Re: Public SA Corpus

2004-10-12 Thread Thomas Bolioli
Gerry Doris wrote:
I managed to destroy my bayes database...don't ask.
Since I only run a home system and don't receive a heavy flow of spam I
really like to skip the wait for bayes to get up to speed.  Is it
recommended to use the public corpus on the SA website or is it too old
for proper training?  Is there a better source of ham/spam to be used for
training?
Gerry
 

The public spam db should be broad enough for you in the interim,
although I just checked and it is a little long in the tooth (circa
2/2003). Spam is in large part generic these days, public/generic could
get you up and going quick. As time goes by, the older spam will be
retired and be replaced with things coming in. Don't bother with public
ham though. Feeding it ham should be up to you. If you get that little
spam, then you should have no problem training it on that side.
On a side note, I have a 55K message spam database from email addresses
used in the music industry, environmental and educational markets (not
to mention /. ;-}) and should be a broad reach.

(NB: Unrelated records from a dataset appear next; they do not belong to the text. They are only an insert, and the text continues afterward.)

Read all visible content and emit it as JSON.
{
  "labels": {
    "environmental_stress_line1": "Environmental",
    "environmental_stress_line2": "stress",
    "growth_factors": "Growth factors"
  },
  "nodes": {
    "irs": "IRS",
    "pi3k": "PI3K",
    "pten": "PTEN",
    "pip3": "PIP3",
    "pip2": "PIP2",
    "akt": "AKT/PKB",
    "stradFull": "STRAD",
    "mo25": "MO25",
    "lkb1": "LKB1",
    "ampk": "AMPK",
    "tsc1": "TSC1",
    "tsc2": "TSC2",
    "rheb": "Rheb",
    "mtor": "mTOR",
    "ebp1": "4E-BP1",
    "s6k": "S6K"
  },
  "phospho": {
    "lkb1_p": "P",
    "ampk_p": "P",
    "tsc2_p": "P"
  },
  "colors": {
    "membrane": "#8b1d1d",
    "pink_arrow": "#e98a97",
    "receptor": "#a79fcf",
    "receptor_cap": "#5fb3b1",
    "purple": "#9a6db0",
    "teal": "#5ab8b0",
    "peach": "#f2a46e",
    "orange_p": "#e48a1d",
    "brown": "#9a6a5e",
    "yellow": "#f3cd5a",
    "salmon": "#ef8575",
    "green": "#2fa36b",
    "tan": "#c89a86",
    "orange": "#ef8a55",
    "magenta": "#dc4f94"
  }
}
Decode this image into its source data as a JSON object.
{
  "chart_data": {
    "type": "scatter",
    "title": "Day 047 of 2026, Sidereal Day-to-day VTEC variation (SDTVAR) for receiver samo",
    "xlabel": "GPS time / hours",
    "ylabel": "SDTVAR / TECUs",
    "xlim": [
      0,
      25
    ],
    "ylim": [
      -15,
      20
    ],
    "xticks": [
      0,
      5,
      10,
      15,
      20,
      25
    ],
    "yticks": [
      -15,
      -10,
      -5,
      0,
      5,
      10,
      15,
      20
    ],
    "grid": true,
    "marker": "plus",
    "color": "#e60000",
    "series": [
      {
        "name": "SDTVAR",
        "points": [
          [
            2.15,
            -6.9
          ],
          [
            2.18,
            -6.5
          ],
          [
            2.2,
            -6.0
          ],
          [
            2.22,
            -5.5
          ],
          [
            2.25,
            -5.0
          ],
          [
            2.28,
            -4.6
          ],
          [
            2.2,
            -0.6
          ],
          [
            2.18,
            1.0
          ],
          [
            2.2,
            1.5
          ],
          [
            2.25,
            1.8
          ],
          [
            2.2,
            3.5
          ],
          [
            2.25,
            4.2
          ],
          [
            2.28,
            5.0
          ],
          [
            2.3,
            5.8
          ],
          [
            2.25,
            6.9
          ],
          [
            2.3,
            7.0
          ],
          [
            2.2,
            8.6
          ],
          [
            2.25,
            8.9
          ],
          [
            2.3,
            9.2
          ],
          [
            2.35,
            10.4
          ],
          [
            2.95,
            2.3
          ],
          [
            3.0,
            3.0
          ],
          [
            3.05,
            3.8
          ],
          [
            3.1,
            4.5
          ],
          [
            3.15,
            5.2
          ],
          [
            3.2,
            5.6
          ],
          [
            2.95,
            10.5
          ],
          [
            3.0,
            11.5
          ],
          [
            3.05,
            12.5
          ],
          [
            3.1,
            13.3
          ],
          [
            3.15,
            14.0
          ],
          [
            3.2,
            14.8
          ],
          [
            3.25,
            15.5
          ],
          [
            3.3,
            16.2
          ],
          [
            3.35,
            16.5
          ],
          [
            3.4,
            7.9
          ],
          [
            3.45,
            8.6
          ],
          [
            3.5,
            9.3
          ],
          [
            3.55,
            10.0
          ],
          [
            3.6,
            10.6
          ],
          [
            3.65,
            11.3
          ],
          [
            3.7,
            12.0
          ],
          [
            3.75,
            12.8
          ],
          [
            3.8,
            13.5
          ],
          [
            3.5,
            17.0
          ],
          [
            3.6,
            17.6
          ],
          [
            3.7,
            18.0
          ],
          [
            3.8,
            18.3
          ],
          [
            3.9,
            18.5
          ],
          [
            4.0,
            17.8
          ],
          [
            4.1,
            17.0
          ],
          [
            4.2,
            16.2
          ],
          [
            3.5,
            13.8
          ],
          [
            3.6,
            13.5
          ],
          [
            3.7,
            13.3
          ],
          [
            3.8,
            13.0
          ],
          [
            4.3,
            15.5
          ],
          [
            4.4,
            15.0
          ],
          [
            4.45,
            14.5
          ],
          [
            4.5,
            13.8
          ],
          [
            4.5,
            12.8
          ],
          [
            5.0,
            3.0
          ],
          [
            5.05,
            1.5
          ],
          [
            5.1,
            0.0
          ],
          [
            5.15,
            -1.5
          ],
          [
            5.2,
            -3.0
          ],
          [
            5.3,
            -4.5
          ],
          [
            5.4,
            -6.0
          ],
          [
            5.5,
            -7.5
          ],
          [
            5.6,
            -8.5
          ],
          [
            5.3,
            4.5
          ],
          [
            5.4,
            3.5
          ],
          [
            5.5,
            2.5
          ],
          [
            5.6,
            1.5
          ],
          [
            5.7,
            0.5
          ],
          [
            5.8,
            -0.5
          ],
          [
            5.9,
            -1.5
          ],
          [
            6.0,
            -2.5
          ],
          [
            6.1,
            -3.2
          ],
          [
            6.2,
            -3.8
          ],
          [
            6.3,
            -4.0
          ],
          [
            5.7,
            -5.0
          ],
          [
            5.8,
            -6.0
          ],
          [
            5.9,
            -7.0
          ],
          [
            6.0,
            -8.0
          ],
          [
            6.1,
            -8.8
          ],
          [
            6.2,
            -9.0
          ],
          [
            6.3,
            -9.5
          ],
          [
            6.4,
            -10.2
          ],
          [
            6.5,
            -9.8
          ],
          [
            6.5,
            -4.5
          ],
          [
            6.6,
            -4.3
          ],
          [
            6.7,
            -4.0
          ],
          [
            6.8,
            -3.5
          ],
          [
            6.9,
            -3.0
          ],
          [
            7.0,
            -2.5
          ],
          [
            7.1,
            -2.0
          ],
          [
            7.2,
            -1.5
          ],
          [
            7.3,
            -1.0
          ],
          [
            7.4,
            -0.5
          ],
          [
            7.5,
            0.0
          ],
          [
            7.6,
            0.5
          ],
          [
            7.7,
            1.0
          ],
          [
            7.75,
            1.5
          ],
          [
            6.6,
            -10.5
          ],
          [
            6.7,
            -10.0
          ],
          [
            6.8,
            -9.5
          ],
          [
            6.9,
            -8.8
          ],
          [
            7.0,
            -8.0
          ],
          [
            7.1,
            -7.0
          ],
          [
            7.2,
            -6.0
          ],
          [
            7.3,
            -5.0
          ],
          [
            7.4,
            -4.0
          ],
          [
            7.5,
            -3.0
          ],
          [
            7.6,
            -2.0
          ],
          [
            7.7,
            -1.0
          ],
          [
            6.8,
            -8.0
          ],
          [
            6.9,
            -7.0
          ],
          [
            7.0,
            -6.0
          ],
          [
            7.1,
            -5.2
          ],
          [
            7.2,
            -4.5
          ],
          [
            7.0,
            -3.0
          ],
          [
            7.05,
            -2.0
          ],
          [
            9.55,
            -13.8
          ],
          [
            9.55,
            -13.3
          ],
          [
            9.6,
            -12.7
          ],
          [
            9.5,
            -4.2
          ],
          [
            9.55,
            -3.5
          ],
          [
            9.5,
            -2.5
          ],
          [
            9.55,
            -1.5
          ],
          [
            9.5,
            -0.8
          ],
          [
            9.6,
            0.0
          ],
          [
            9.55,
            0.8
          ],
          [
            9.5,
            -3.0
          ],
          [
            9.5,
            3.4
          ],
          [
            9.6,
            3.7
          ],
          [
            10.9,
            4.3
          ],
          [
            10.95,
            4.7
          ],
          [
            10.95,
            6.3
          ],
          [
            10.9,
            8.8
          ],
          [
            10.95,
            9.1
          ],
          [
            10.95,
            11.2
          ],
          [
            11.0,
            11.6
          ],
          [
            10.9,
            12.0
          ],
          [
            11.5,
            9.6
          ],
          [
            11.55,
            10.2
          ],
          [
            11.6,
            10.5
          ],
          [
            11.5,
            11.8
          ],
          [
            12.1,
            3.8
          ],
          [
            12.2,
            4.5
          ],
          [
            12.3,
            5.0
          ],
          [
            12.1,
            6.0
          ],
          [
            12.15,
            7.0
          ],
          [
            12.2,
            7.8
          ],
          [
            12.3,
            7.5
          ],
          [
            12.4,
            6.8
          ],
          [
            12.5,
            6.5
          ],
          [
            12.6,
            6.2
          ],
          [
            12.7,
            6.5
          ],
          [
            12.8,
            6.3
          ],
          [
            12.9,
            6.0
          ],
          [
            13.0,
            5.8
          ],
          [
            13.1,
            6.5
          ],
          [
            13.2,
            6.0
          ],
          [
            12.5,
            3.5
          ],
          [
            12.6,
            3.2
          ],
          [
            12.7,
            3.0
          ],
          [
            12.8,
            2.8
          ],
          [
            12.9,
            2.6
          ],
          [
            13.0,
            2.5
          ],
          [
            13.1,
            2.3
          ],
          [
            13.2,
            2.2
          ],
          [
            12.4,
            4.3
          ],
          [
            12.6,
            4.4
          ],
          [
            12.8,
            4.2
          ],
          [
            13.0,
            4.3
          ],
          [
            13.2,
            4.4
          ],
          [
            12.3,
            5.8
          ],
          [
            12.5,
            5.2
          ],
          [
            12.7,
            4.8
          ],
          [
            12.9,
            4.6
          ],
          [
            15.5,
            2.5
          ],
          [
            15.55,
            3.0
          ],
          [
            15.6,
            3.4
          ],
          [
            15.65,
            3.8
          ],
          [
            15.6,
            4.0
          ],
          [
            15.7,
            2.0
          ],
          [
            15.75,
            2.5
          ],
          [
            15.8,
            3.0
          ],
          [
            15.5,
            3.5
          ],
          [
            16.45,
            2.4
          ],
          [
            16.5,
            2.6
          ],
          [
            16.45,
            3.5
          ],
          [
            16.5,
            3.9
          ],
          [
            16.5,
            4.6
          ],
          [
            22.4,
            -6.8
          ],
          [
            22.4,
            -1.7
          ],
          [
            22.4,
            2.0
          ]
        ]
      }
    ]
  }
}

It has been culled of
all virii and mailing list mail. It could make a decent analysis corpus
for those who want it. Also gerry, If you want, I can forward along or
post the most recent spam, about 2-5K worth for you to train on. That
should be all you need.
Tom



RE: Public SA Corpus

2004-10-11 Thread Matthew.van.Eerde
Gerry Doris wrote:
> I managed to destroy my bayes database...don't ask.
> 
> Since I only run a home system and don't receive a heavy flow of spam I
> really like to skip the wait for bayes to get up to speed.  Is it
> recommended to use the public corpus on the SA website or is it too old
> for proper training?  Is there a better source of ham/spam to
> be used for training?

Bayes' effectiveness lies in its personalization.  There's little value in 
training it on a public corpus.
I assume you didn't back up your Bayes database... and that you've deleted all 
your spam so you can't retrain it...
Best thing to do is just wait for it to rebuild itself.  The default spam/ham 
counter values are 200 spam and 200 ham.  I believe you can tweak these if you 
REALLY want to start auto-tagging sooner... but you void the warranty if you 
do...


Public SA Corpus

2004-10-11 Thread Gerry Doris
I managed to destroy my bayes database...don't ask.

Since I only run a home system and don't receive a heavy flow of spam I
really like to skip the wait for bayes to get up to speed.  Is it
recommended to use the public corpus on the SA website or is it too old
for proper training?  Is there a better source of ham/spam to be used for
training?


Gerry